Campbell’s Orchards celebrates 50 years of farming and family tradition

FRUITS OF THE FARM Colin Campbell, owner/operator at Campbell's Orchards, demonstrates how to properly pick an apple on one of the wagon rides through the orchard at their 50th anniversary on the weekend. (Desirée Decoste/Gazette Staff)




With hundreds in attendance, Campbell’s Orchards celebrated their golden jubilee this weekend at their farm on County Rd. 3.

To believe a legacy Prince Edward County farm operation such as Campbell’s Orchards is celebrating just their 50th anniversary is difficult as it feels like the establishment has been around much longer than that.

There was much to see and do at the celebration including a corn maze, wagon rides, petting zoo, a kids play area as well as a nice collection of food and beverage vendors that satisfied any taste.

This year the farm made a new wagon for the 50th anniversary called the “Honey Crisp Express”. The wagon is made out of the boxes Campbell’s put their apples in and it has a roof and latch doors.

Back when the farm was purchased in 1969, John Murray Campbell had plans to enjoy the fields upon retiring.

My dad was cleaver and got us working on the farm around 10-years-old,” Colin Campbell, owner/operator of Campbell’s Orchards told the Gazette. “He would allow my brother Stuart and I to take any of the produce we had picked, and, as soon as I turned 16, I went and got my drivers licence the next week and we started going to the Belleville Market. We were allowed to sell and keep all the money from anything we picked and sold ourselves.”

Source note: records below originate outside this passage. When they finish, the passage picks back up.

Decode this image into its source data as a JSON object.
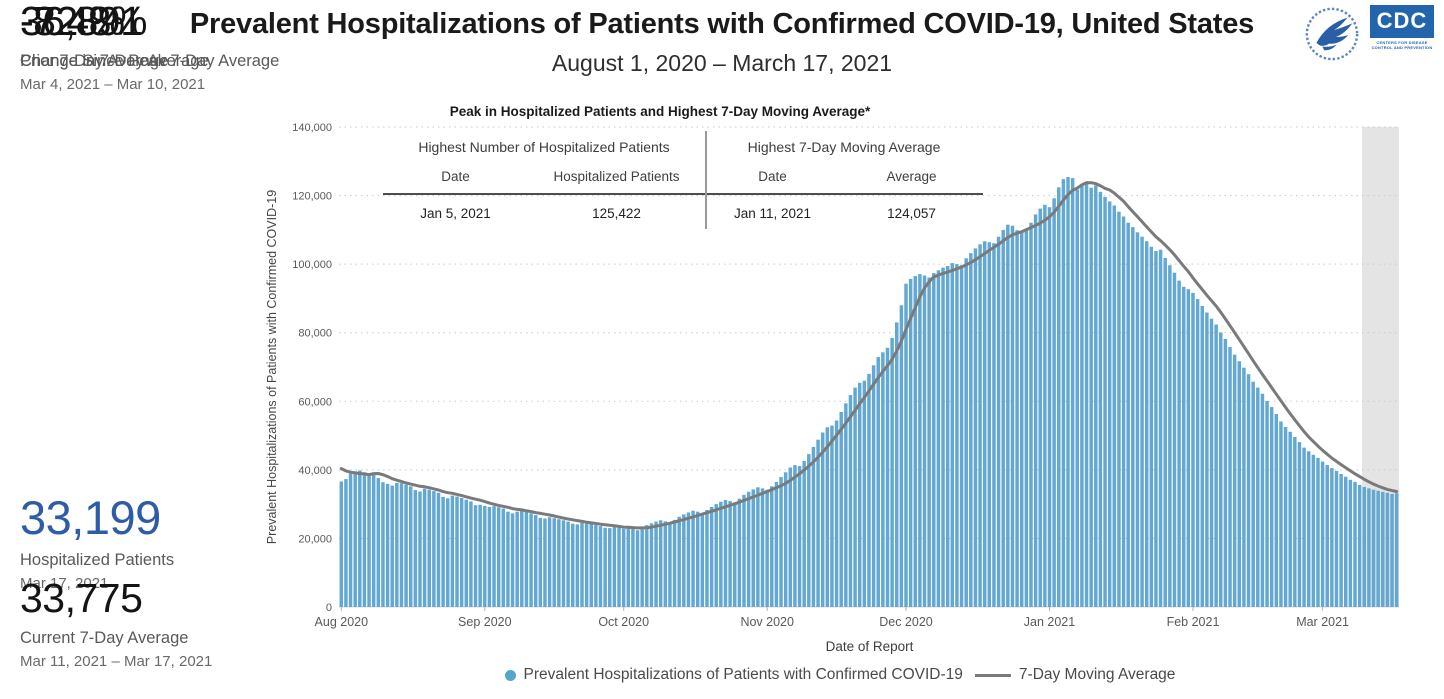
{
  "header": {
    "title": "Prevalent Hospitalizations of Patients with Confirmed COVID-19, United States",
    "subtitle": "August 1, 2020 – March 17, 2021",
    "logo": {
      "hhs_icon": "hhs-eagle-seal",
      "cdc_label": "CDC",
      "cdc_subtext": "CENTERS FOR DISEASE CONTROL AND PREVENTION"
    }
  },
  "stats": [
    {
      "value": "33,199",
      "label": "Hospitalized Patients",
      "sublabel": "Mar 17, 2021"
    },
    {
      "value": "33,775",
      "label": "Current 7-Day Average",
      "sublabel": "Mar 11, 2021 – Mar 17, 2021"
    },
    {
      "value": "36,891",
      "label": "Prior 7-Day Average",
      "sublabel": "Mar 4, 2021 – Mar 10, 2021"
    },
    {
      "value": "-8.4%",
      "label": "Change in 7-Day Average",
      "sublabel": ""
    },
    {
      "value": "-72.8%",
      "label": "Change Since Peak 7-Day Average",
      "sublabel": ""
    }
  ],
  "inset_table": {
    "title": "Peak in Hospitalized Patients and Highest 7-Day Moving Average*",
    "groups": [
      {
        "header": "Highest Number of Hospitalized Patients",
        "columns": [
          "Date",
          "Hospitalized Patients"
        ],
        "row": [
          "Jan 5, 2021",
          "125,422"
        ]
      },
      {
        "header": "Highest 7-Day Moving Average",
        "columns": [
          "Date",
          "Average"
        ],
        "row": [
          "Jan 11, 2021",
          "124,057"
        ]
      }
    ]
  },
  "legend": {
    "bars_label": "Prevalent Hospitalizations of Patients with Confirmed COVID-19",
    "ma_label": "7-Day Moving Average"
  },
  "chart_data": {
    "type": "bar",
    "x_start": "2020-08-01",
    "x_end": "2021-03-17",
    "xlabel": "Date of Report",
    "ylabel": "Prevalent Hospitalizations of Patients with Confirmed COVID-19",
    "ylim": [
      0,
      140000
    ],
    "grid": "horizontal-dotted",
    "unit_multiplier": 1000,
    "y_axis": {
      "ticks": [
        {
          "value": 0,
          "label": "0"
        },
        {
          "value": 20000,
          "label": "20,000"
        },
        {
          "value": 40000,
          "label": "40,000"
        },
        {
          "value": 60000,
          "label": "60,000"
        },
        {
          "value": 80000,
          "label": "80,000"
        },
        {
          "value": 100000,
          "label": "100,000"
        },
        {
          "value": 120000,
          "label": "120,000"
        },
        {
          "value": 140000,
          "label": "140,000"
        }
      ]
    },
    "x_axis": {
      "ticks": [
        {
          "day": 0,
          "label": "Aug 2020"
        },
        {
          "day": 31,
          "label": "Sep 2020"
        },
        {
          "day": 61,
          "label": "Oct 2020"
        },
        {
          "day": 92,
          "label": "Nov 2020"
        },
        {
          "day": 122,
          "label": "Dec 2020"
        },
        {
          "day": 153,
          "label": "Jan 2021"
        },
        {
          "day": 184,
          "label": "Feb 2021"
        },
        {
          "day": 212,
          "label": "Mar 2021"
        }
      ]
    },
    "series_names": [
      "Prevalent Hospitalizations of Patients with Confirmed COVID-19",
      "7-Day Moving Average"
    ],
    "peak_annotation": {
      "date": "Jan 5, 2021",
      "value": 125422
    },
    "ma_peak_annotation": {
      "date": "Jan 11, 2021",
      "value": 124057
    },
    "latest_annotation": {
      "date": "Mar 17, 2021",
      "value": 33199
    },
    "shaded_region": {
      "from_day_index": 221
    },
    "colors": {
      "bar": "#62a8d2",
      "ma_line": "#7a7a7a",
      "shaded_band": "#e4e4e4",
      "grid": "#c9c9c9",
      "axis_text": "#595959"
    },
    "ma_seed_prior_week_thousands": [
      42.2,
      41.9,
      41.6,
      41.2,
      40.8,
      40.4,
      40.0
    ],
    "daily_values_thousands": [
      36.6,
      37.3,
      38.9,
      39.6,
      39.8,
      39.3,
      38.9,
      38.5,
      37.6,
      36.4,
      35.9,
      35.4,
      36.2,
      36.1,
      35.7,
      35.2,
      34.1,
      33.7,
      34.5,
      34.2,
      33.8,
      33.3,
      32.1,
      31.7,
      32.5,
      32.2,
      31.8,
      31.3,
      30.8,
      29.7,
      29.8,
      29.5,
      29.2,
      29.4,
      29.1,
      28.7,
      27.8,
      27.3,
      27.8,
      28.1,
      27.7,
      27.3,
      26.8,
      26.0,
      25.8,
      26.2,
      25.9,
      25.6,
      25.3,
      24.9,
      24.3,
      24.1,
      24.6,
      24.4,
      24.2,
      23.9,
      23.6,
      23.1,
      23.0,
      23.5,
      23.3,
      22.8,
      23.4,
      23.1,
      22.4,
      22.9,
      23.9,
      24.4,
      24.9,
      25.3,
      25.0,
      24.6,
      25.4,
      26.3,
      27.0,
      27.6,
      28.1,
      27.8,
      27.4,
      28.3,
      29.2,
      30.0,
      30.7,
      31.2,
      30.9,
      30.5,
      31.6,
      32.7,
      33.6,
      34.3,
      34.9,
      34.6,
      34.2,
      35.2,
      36.5,
      37.9,
      39.3,
      40.7,
      41.4,
      41.1,
      42.6,
      44.6,
      46.7,
      48.8,
      50.9,
      52.4,
      52.9,
      54.4,
      56.9,
      59.4,
      61.8,
      64.0,
      65.4,
      66.0,
      68.0,
      70.5,
      72.9,
      74.3,
      75.6,
      78.5,
      83.0,
      88.0,
      94.3,
      95.7,
      96.5,
      97.1,
      96.7,
      96.1,
      97.4,
      98.2,
      99.0,
      99.5,
      100.3,
      100.0,
      99.7,
      101.7,
      103.2,
      104.6,
      105.8,
      106.7,
      106.4,
      106.1,
      108.0,
      110.0,
      111.5,
      111.2,
      109.9,
      109.6,
      110.3,
      112.1,
      114.5,
      116.2,
      117.3,
      116.6,
      119.2,
      122.4,
      124.8,
      125.422,
      125.1,
      121.7,
      123.3,
      123.7,
      122.3,
      123.0,
      121.1,
      119.6,
      118.3,
      117.1,
      115.3,
      113.9,
      112.1,
      110.8,
      109.3,
      108.0,
      106.7,
      105.1,
      103.8,
      104.2,
      101.8,
      99.7,
      97.5,
      95.2,
      93.4,
      92.7,
      91.6,
      89.8,
      87.8,
      85.9,
      84.1,
      82.4,
      80.1,
      78.2,
      75.8,
      73.6,
      71.7,
      69.8,
      67.9,
      65.7,
      64.0,
      62.2,
      60.1,
      58.3,
      56.3,
      54.1,
      52.5,
      51.1,
      49.6,
      48.1,
      46.5,
      45.4,
      44.4,
      43.5,
      42.4,
      41.4,
      40.5,
      39.7,
      38.8,
      38.0,
      37.1,
      36.5,
      35.6,
      35.0,
      34.6,
      34.2,
      33.9,
      33.6,
      33.3,
      33.0,
      33.2
    ]
  }
}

This early start to the working world gave the brothers incentive to want to work on the family farm and keep their field crops producing. It also taught the youngsters how to talk to strangers.

You can’t be two shy little boys standing there and not talking to people if you want to make any money,” Campbell added. “Our incentive was really driven from that.”

Unfortunately, an untimely passing in 1979 left the Campbell  Farm in Colin’s hands at the age of 20.

After  graduating from the University of Guelph  with a degree in Agricultural Economics, Campbell married Dianne Beilby, a fellow Guelph grad with a degree in Management Economics.

Over the past 30 years the Campbell’s and their children Amelia and John have built a beautiful and wonderful family business.

Nothing brought the business down, not even the fire in 1996 on Christmas Eve which destroyed the market and all their equipment.

They rebuilt and refurbished with an added wing for the Campbell’s Gift Room which is now shared with Apple Falls Cider for their Tasting Room- another family endeavour.

Mayor Steve Ferguson took to Facebook to congratulate Colin and the Campbell’s family on this huge accomplishment. Ferguson also presented the family with a certificate at the event.

Colin, Dianne and their family deserve credit for creating a welcoming fun environment that has its roots back to 1969. Colin introduced me to a relatively new strain of apple called “Zestar!” developed at the University of Minnesota, who also developed the “Honey Crisp” strain. The sample I had led to purchasing a 10-lb. Bag, they’re that good.”

Throughout the passage of time, the farm has never lost the late Murray Campbell’s commitment and focal point to grow quality apples and sell directly to the public Colin Campbell added.